Depth from the heart of darkness for Tom Olsen
Posted on February 28, 2012 By Mike Ross Front Slider, Music
There’s a new alt-country star emerging in Edmonton – from a most unlikely place.
Leading to a gig with his band The Wreckage at the Almanac on Friday, April 21, Tom Olsen has been a noted journalist – he was the legislature bureau chief for two major Alberta dailies (Edmonton Journal, Calgary Herald) – before jumping ship to become Premier Ed Stelmach’s Director of Media Relations from 2007-2010. Olsen is now a professional lobbyist, helping to spread favourable corporate messages to the same government he once criticized and then worked for.
It doesn’t matter if you imagine that such a career path amounts to going to the dark side only to discover even darker sides lurking beyond. Olsen’s music is real. It’s honest. It comes through in both his words and his voice, depicting vivid emotions both gritty and grim. The up-tempo Toss & Turn compares the love shared with an unnamed woman as being “as subtle as a hand grenade.” Also massacre, suicide, razor blade and hurricane. Greater impact with this sort of theme can be found in the ballad How Long, as in “how long will you pour your poison over me? … How long will you stick pins into my limbs till I can’t move or feel a thing?”
Eat your heart out, Bruno Mars.
Olsen explains that most of his songs aren’t about the unnamed women within, but about himself.

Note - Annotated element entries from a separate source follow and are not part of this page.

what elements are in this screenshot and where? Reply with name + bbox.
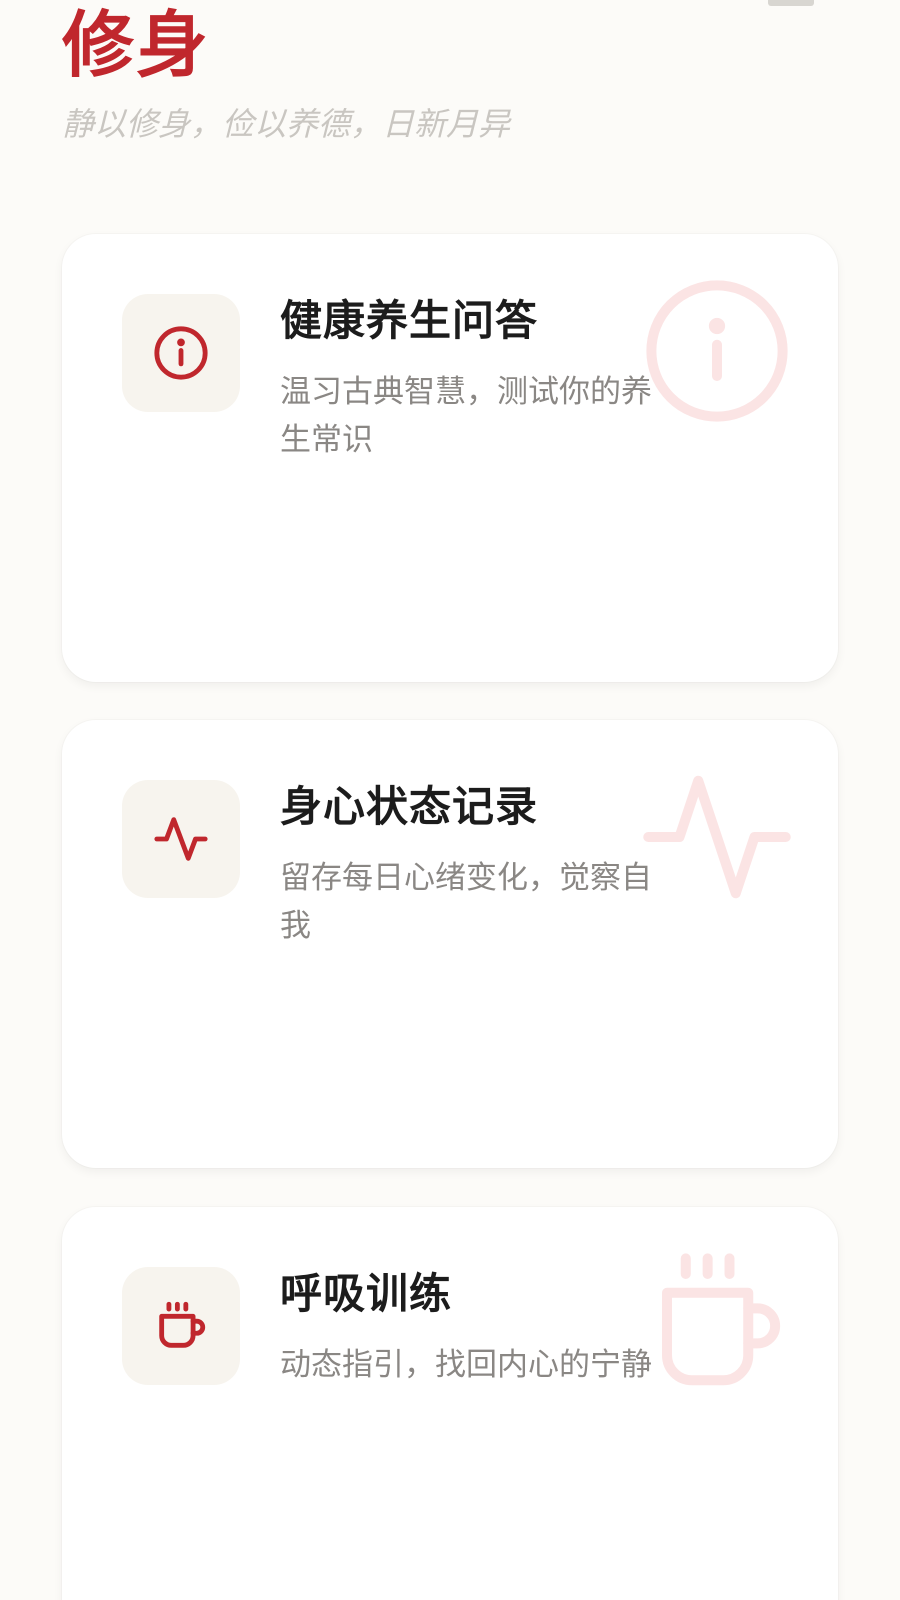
- top-edge-handle: [768, 0, 814, 6]
- card-title: 健康养生问答: [280, 296, 539, 345]
- breathing-training-card[interactable]: 呼吸训练 动态指引，找回内心的宁静: [62, 1207, 838, 1600]
- card-description: 动态指引，找回内心的宁静: [280, 1347, 652, 1383]
- info-circle-watermark-icon: [646, 280, 788, 422]
- health-quiz-icon-box: [122, 294, 240, 412]
- pulse-watermark-icon: [643, 775, 791, 899]
- info-circle-icon: [154, 326, 208, 380]
- page-title: 修身: [62, 3, 211, 87]
- coffee-cup-icon: [159, 1301, 206, 1348]
- home-page: 修身 静以修身，俭以养德，日新月异 健康养生问答 温习古典智慧，测试你的养生常识…: [0, 0, 900, 1600]
- coffee-cup-watermark-icon: [662, 1253, 781, 1386]
- card-title: 身心状态记录: [280, 782, 539, 831]
- pulse-icon: [154, 817, 208, 861]
- card-description: 温习古典智慧，测试你的养生常识: [280, 374, 652, 458]
- mind-body-icon-box: [122, 780, 240, 898]
- page-subtitle: 静以修身，俭以养德，日新月异: [62, 105, 511, 143]
- health-quiz-card[interactable]: 健康养生问答 温习古典智慧，测试你的养生常识: [62, 234, 838, 682]
- mind-body-record-card[interactable]: 身心状态记录 留存每日心绪变化，觉察自我: [62, 720, 838, 1168]
- card-description: 留存每日心绪变化，觉察自我: [280, 860, 652, 944]
- breathing-icon-box: [122, 1267, 240, 1385]
- card-title: 呼吸训练: [280, 1269, 453, 1318]
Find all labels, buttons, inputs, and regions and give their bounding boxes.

“Where does it come from? I have always had a darkness, it’s been part of my life forever,” he says, “and the way I have found to deal with it is to write a song. I think it expunges what’s going on inside. I write songs about what I feel – well, I don’t write songs. I feel songs. Almost exclusively my songs come from periods of darkness.”
Like many songwriters struggling with this sort of thing, Olsen doesn’t tend to write when he’s happy, dismissing the results as “fluff.” A lot of material, he says, is drawn from attempts throughout his life to ease his internal darkness by looking outside of himself for happiness – and about how well that worked out.
Olsen goes on, “I’ve had substance abuse issues when I was quite a younger man, which didn’t work to solve the darkness – and I looked externally for things to make me better. I looked to relationships. The next great love was going to fix my world. Which of course doesn’t ever work. It took a number of years to figure that out. So I’d go through relationships and I’d write about them – but really I was writing about myself. It didn’t matter what I tried to recreate outside myself, I was still dark inside.”
For extra authenticity, a point in Olsen’s favour: He doesn’t NEED to make a living as a musician, and never had any illusions about doing so. He doesn’t care about becoming a rock star. What he says he needed to do was bring the suppressed songwriter side of himself to the surface, to form a real band, to make a real recording “and not be too attached to what the outcome is.”
He says, “It’s going to be received well by some people, though in all likelihood copies of the CD will be sitting in my basement – but it doesn’t matter.”
The political and media people who’ve worked with Olsen over the years “typically are surprised” that he turned out to be such a convincing heartbreak singer-songwriter, he says. “The feedback I’ve been getting is that they’re surprised at the quality of the songs. I don’t know what they expect from their friend Tom the lobbyist. People seem to be surprised there’s a depth there.”